Everyone knows that mice aren’t men. Yet animal studies still form the basis of most biomedical research, even as their value is hotly debated. But exactly how often do therapies that start in animals translate to the clinic?
More often than expected, according to a new analysis by scientists at Switzerland’s University of Zurich, but the overall approval rate is still low. In an article published June 13 in PLOS Biology, the research team described the results of an umbrella review of 122 meta-analyses that evaluated the success of therapies in moving from animals to humans. They found that while positive results in animals and humans frequently aligned and more than half of studies translated from animals to the clinic, only 5% were ultimately approved.
“Although the consistency between animal and early clinical studies was high, only a minority of therapeutic interventions achieved regulatory approval,” the researchers wrote in their paper. “To enhance development of therapies for clinical application, it is imperative to emphasize the robustness and generalizability of experimental approaches, ensuring rigorous animal and human research.”
The researchers selected meta-analyses for their review according to how well they fit a 10-part set of criteria, which included the soundness of each study’s methodology, the inclusion of a conflict-of-interest statement, and a clear research question. The studies assessed 367 treatments for 54 unique diseases or conditions, including cardiac arrest, cancer, stroke, obsessive-compulsive disorder and more. Fifty percent of them reached any clinical stage, and 40% of these went on to a randomized controlled trial. The median lag time was five years between animal studies and clinical trial entrance and 10 years to FDA approval.
Translational proportions varied by disease area. For example, just 1% of the 166 therapies for circulatory system diseases included in the analyses were eventually approved, and none of 16 mental health treatments were.
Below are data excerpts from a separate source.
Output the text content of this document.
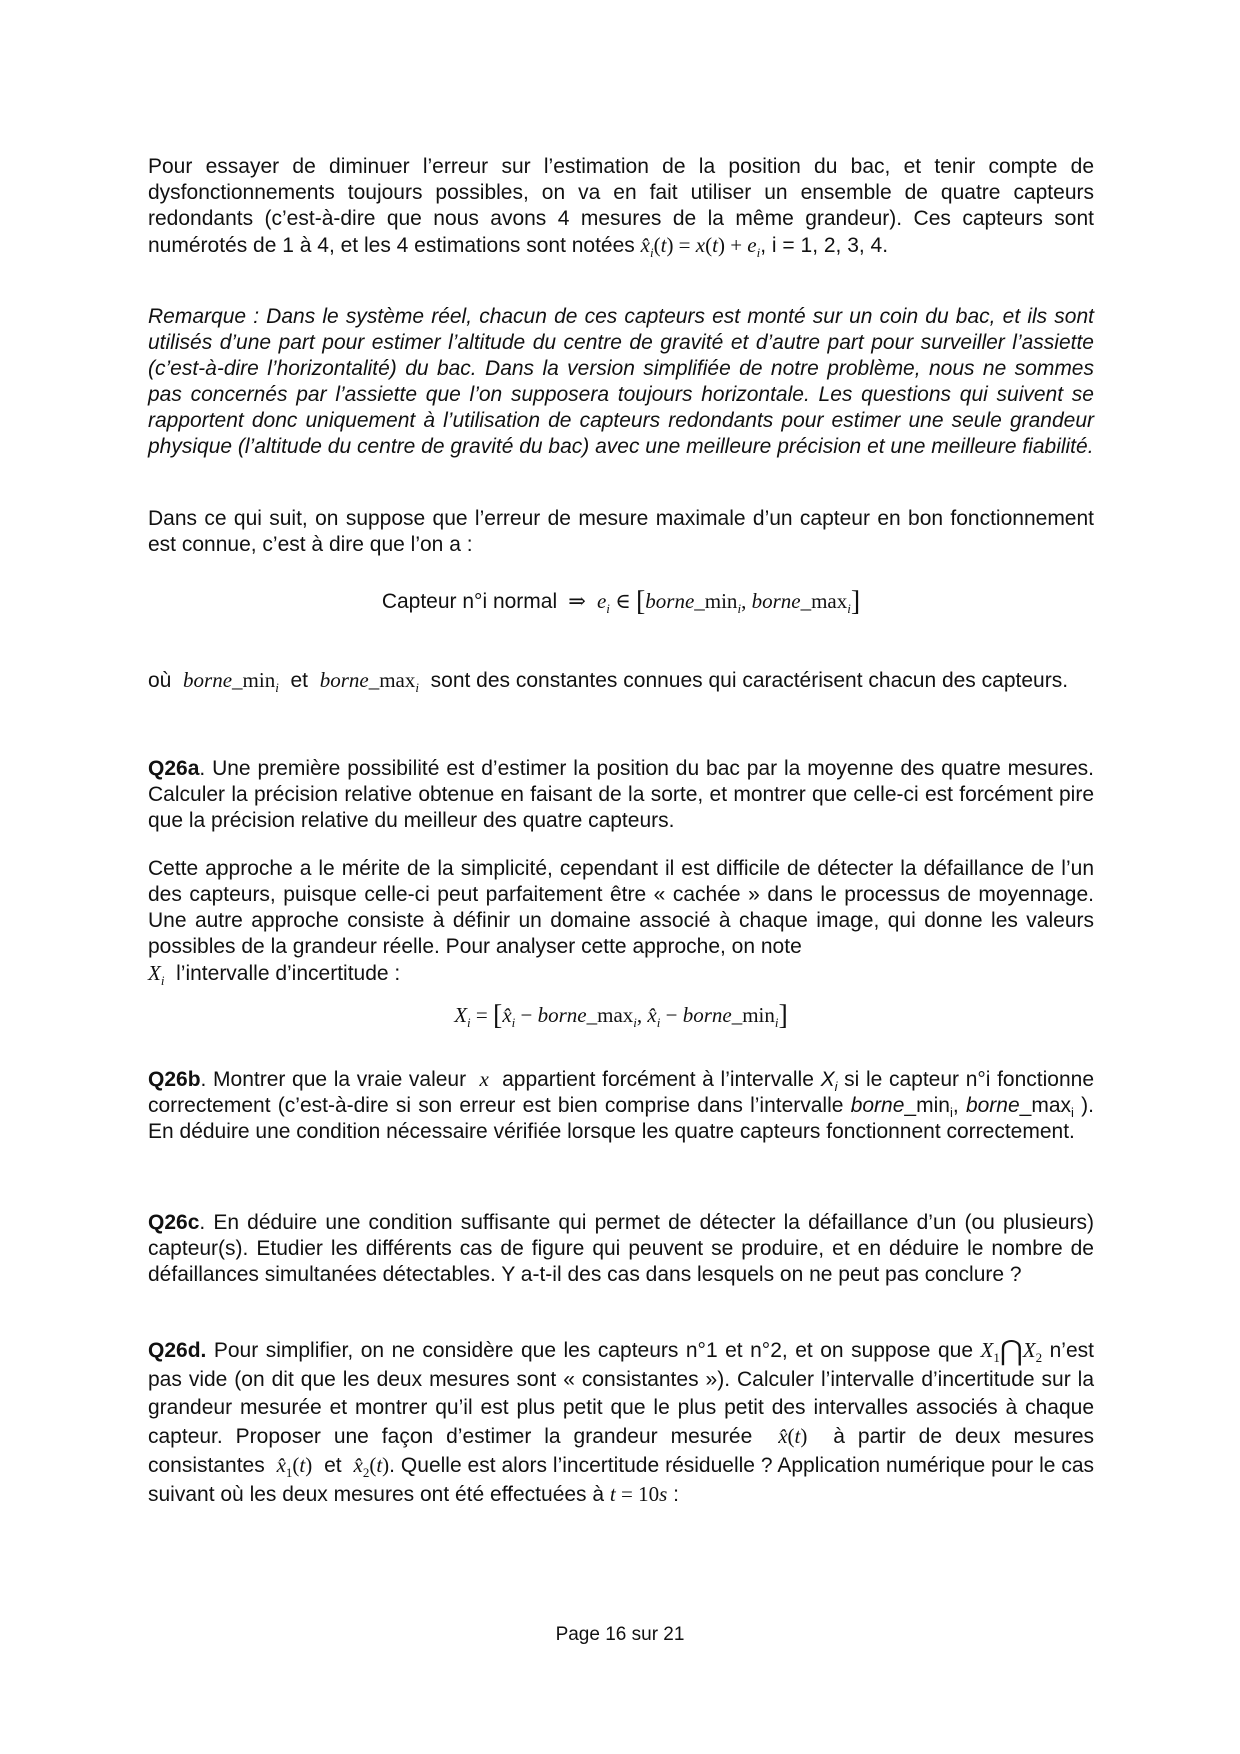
Pour essayer de diminuer l’erreur sur l’estimation de la position du bac, et tenir compte de dysfonctionnements toujours possibles, on va en fait utiliser un ensemble de quatre capteurs redondants (c’est-à-dire que nous avons 4 mesures de la même grandeur). Ces capteurs sont numérotés de 1 à 4, et les 4 estimations sont notées $x̂_i(t) = x(t) + e_i$, i = 1, 2, 3, 4.
Remarque : Dans le système réel, chacun de ces capteurs est monté sur un coin du bac, et ils sont utilisés d’une part pour estimer l’altitude du centre de gravité et d’autre part pour surveiller l’assiette (c’est-à-dire l’horizontalité) du bac. Dans la version simplifiée de notre problème, nous ne sommes pas concernés par l’assiette que l’on supposera toujours horizontale. Les questions qui suivent se rapportent donc uniquement à l’utilisation de capteurs redondants pour estimer une seule grandeur physique (l’altitude du centre de gravité du bac) avec une meilleure précision et une meilleure fiabilité.
Dans ce qui suit, on suppose que l’erreur de mesure maximale d’un capteur en bon fonctionnement est connue, c’est à dire que l’on a :
Capteur n°i normal  ⇒  $e_i$ ∈ [$borne\_\min_i$, $borne\_\max_i$]
où $borne\_\min_i$ et $borne\_\max_i$ sont des constantes connues qui caractérisent chacun des capteurs.
Q26a. Une première possibilité est d’estimer la position du bac par la moyenne des quatre mesures. Calculer la précision relative obtenue en faisant de la sorte, et montrer que celle-ci est forcément pire que la précision relative du meilleur des quatre capteurs.
Cette approche a le mérite de la simplicité, cependant il est difficile de détecter la défaillance de l’un des capteurs, puisque celle-ci peut parfaitement être « cachée » dans le processus de moyennage. Une autre approche consiste à définir un domaine associé à chaque image, qui donne les valeurs possibles de la grandeur réelle. Pour analyser cette approche, on note
$X_i$ l’intervalle d’incertitude :
$X_i$ = [$x̂_i$ − $borne\_\max_i$, $x̂_i$ − $borne\_\min_i$]
Q26b. Montrer que la vraie valeur x appartient forcément à l’intervalle $X_i$ si le capteur n°i fonctionne correctement (c’est-à-dire si son erreur est bien comprise dans l’intervalle $borne\_\min_i$, $borne\_\max_i$ ). En déduire une condition nécessaire vérifiée lorsque les quatre capteurs fonctionnent correctement.
Q26c. En déduire une condition suffisante qui permet de détecter la défaillance d’un (ou plusieurs) capteur(s). Etudier les différents cas de figure qui peuvent se produire, et en déduire le nombre de défaillances simultanées détectables. Y a-t-il des cas dans lesquels on ne peut pas conclure ?
Q26d. Pour simplifier, on ne considère que les capteurs n°1 et n°2, et on suppose que $X_1⋂X_2$ n’est pas vide (on dit que les deux mesures sont « consistantes »). Calculer l’intervalle d’incertitude sur la grandeur mesurée et montrer qu’il est plus petit que le plus petit des intervalles associés à chaque capteur. Proposer une façon d’estimer la grandeur mesurée x̂(t) à partir de deux mesures consistantes $x̂_1(t)$ et $x̂_2(t)$. Quelle est alors l’incertitude résiduelle ? Application numérique pour le cas suivant où les deux mesures ont été effectuées à t = 10s :
Page 16 sur 21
Therapies for cancer and musculoskeletal disease fared better: Of the 15 cancer treatments in the analyses, 20% were approved, as were 15% of the 13 musculoskeletal disease drugs.
To study concordance—or agreement between human and animal studies—the researchers narrowed their pool to 62 therapies that had at least five published animal studies behind them. Positive outcomes in animal studies aligned with positive outcomes in human studies about 86% of the time overall, their analysis showed. This again varied by disease area: The 23 neurological disease drugs in the assessment aligned between animals and humans about 99% of the time, while the six therapies included for musculoskeletal disease had a 60% concordance rate.
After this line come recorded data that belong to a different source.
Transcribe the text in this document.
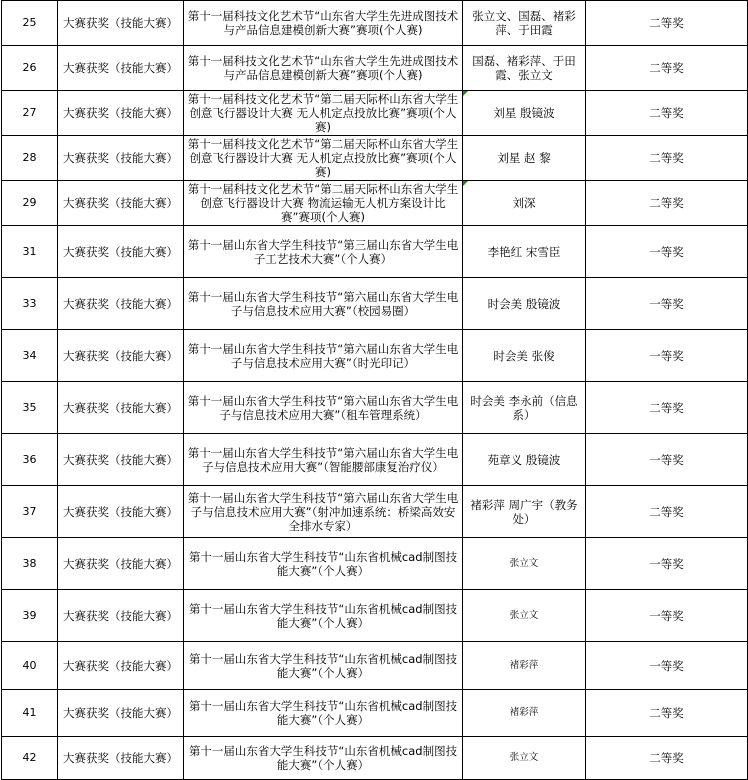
25	大赛获奖（技能大赛）	第十一届科技文化艺术节“山东省大学生先进成图技术与产品信息建模创新大赛”赛项(个人赛)	张立文、国磊、褚彩萍、于田霞	二等奖
26	大赛获奖（技能大赛）	第十一届科技文化艺术节“山东省大学生先进成图技术与产品信息建模创新大赛”赛项(个人赛)	国磊、褚彩萍、于田霞、张立文	二等奖
27	大赛获奖（技能大赛）	第十一届科技文化艺术节“第二届天际杯山东省大学生创意飞行器设计大赛 无人机定点投放比赛”赛项(个人赛)	刘星 殷镜波	二等奖
28	大赛获奖（技能大赛）	第十一届科技文化艺术节“第二届天际杯山东省大学生创意飞行器设计大赛 无人机定点投放比赛”赛项(个人赛)	刘星 赵 黎	二等奖
29	大赛获奖（技能大赛）	第十一届科技文化艺术节“第二届天际杯山东省大学生创意飞行器设计大赛 物流运输无人机方案设计比赛”赛项(个人赛)	刘深	二等奖
31	大赛获奖（技能大赛）	第十一届山东省大学生科技节“第三届山东省大学生电子工艺技术大赛”（个人赛）	李艳红 宋雪臣	一等奖
33	大赛获奖（技能大赛）	第十一届山东省大学生科技节“第六届山东省大学生电子与信息技术应用大赛”（校园易圈）	时会美 殷镜波	一等奖
34	大赛获奖（技能大赛）	第十一届山东省大学生科技节“第六届山东省大学生电子与信息技术应用大赛”（时光印记）	时会美 张俊	一等奖
35	大赛获奖（技能大赛）	第十一届山东省大学生科技节“第六届山东省大学生电子与信息技术应用大赛”（租车管理系统）	时会美 李永前（信息系）	二等奖
36	大赛获奖（技能大赛）	第十一届山东省大学生科技节“第六届山东省大学生电子与信息技术应用大赛”（智能腰部康复治疗仪）	苑章义 殷镜波	一等奖
37	大赛获奖（技能大赛）	第十一届山东省大学生科技节“第六届山东省大学生电子与信息技术应用大赛”（射冲加速系统：桥梁高效安全排水专家）	褚彩萍 周广宇（教务处）	二等奖
38	大赛获奖（技能大赛）	第十一届山东省大学生科技节“山东省机械cad制图技能大赛”（个人赛）	张立文	一等奖
39	大赛获奖（技能大赛）	第十一届山东省大学生科技节“山东省机械cad制图技能大赛”（个人赛）	张立文	一等奖
40	大赛获奖（技能大赛）	第十一届山东省大学生科技节“山东省机械cad制图技能大赛”（个人赛）	褚彩萍	一等奖
41	大赛获奖（技能大赛）	第十一届山东省大学生科技节“山东省机械cad制图技能大赛”（个人赛）	褚彩萍	二等奖
42	大赛获奖（技能大赛）	第十一届山东省大学生科技节“山东省机械cad制图技能大赛”（个人赛）	张立文	二等奖
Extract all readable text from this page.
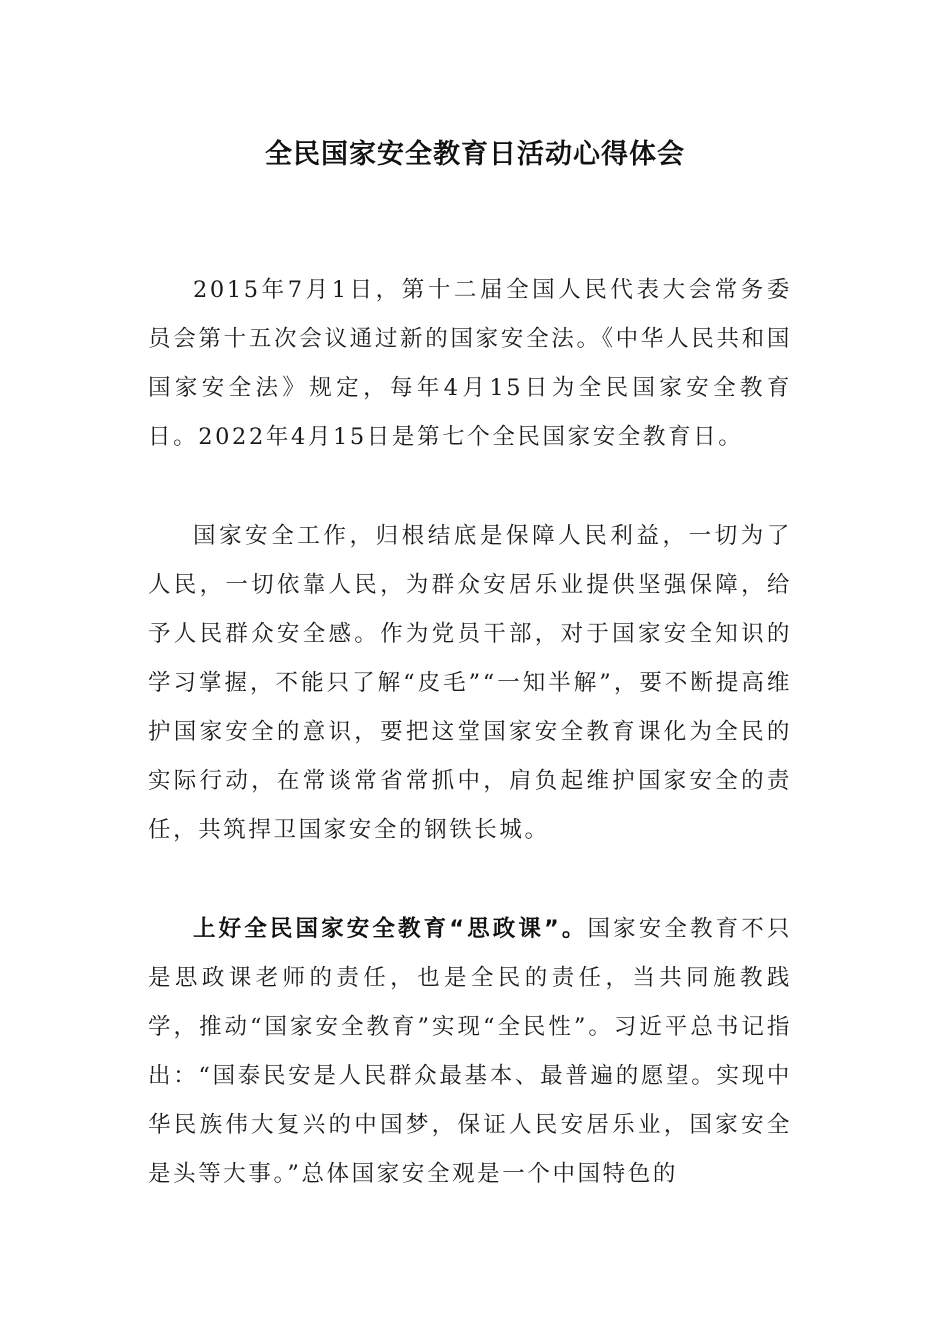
全民国家安全教育日活动心得体会

2015年7月1日，第十二届全国人民代表大会常务委员会第十五次会议通过新的国家安全法。《中华人民共和国国家安全法》规定，每年4月15日为全民国家安全教育日。2022年4月15日是第七个全民国家安全教育日。

国家安全工作，归根结底是保障人民利益，一切为了人民，一切依靠人民，为群众安居乐业提供坚强保障，给予人民群众安全感。作为党员干部，对于国家安全知识的学习掌握，不能只了解“皮毛”“一知半解”，要不断提高维护国家安全的意识，要把这堂国家安全教育课化为全民的实际行动，在常谈常省常抓中，肩负起维护国家安全的责任，共筑捍卫国家安全的钢铁长城。

上好全民国家安全教育“思政课”。国家安全教育不只是思政课老师的责任，也是全民的责任，当共同施教践学，推动“国家安全教育”实现“全民性”。习近平总书记指出：“国泰民安是人民群众最基本、最普遍的愿望。实现中华民族伟大复兴的中国梦，保证人民安居乐业，国家安全是头等大事。”总体国家安全观是一个中国特色的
Agreement between animal and human studies was on par with what researchers see outside the context of drug translation and in disease mechanisms more broadly, the scientists wrote in their paper. It was, however, “surprising” to see how many therapies translated from animals to the clinic but didn’t cross the finish line.
The team offered two possible explanations for the discrepancy. First, stringent requirements for randomized controlled trials and approval might be filtering out otherwise promising therapies, they wrote. Second—and more likely—is the possibility that there are design problems with both animal studies and early-stage clinical trials, like improper randomization and issues with blinding.
“This could lead to unreliable findings in both domains, ultimately resulting in exclusion of these therapies in more rigorous clinical trial settings,” the researchers wrote. The same line of reasoning might also explain the “efficacy-effectiveness gap,” where patients treated in clinical trials have different outcomes than those in the real world, they added.
Ultimately, improving translation comes down to improving the robustness and generalizability of data, the researchers wrote. Drugs that are tested in many different laboratory settings “tend to promise better outcomes in human studies,” they said. Additionally, animal studies and early clinical trials should be aligned with legitimate clinical needs.
“Incorporating these measures could not only streamline drug development but also positively impact animal welfare by reducing research waste,” the researchers wrote.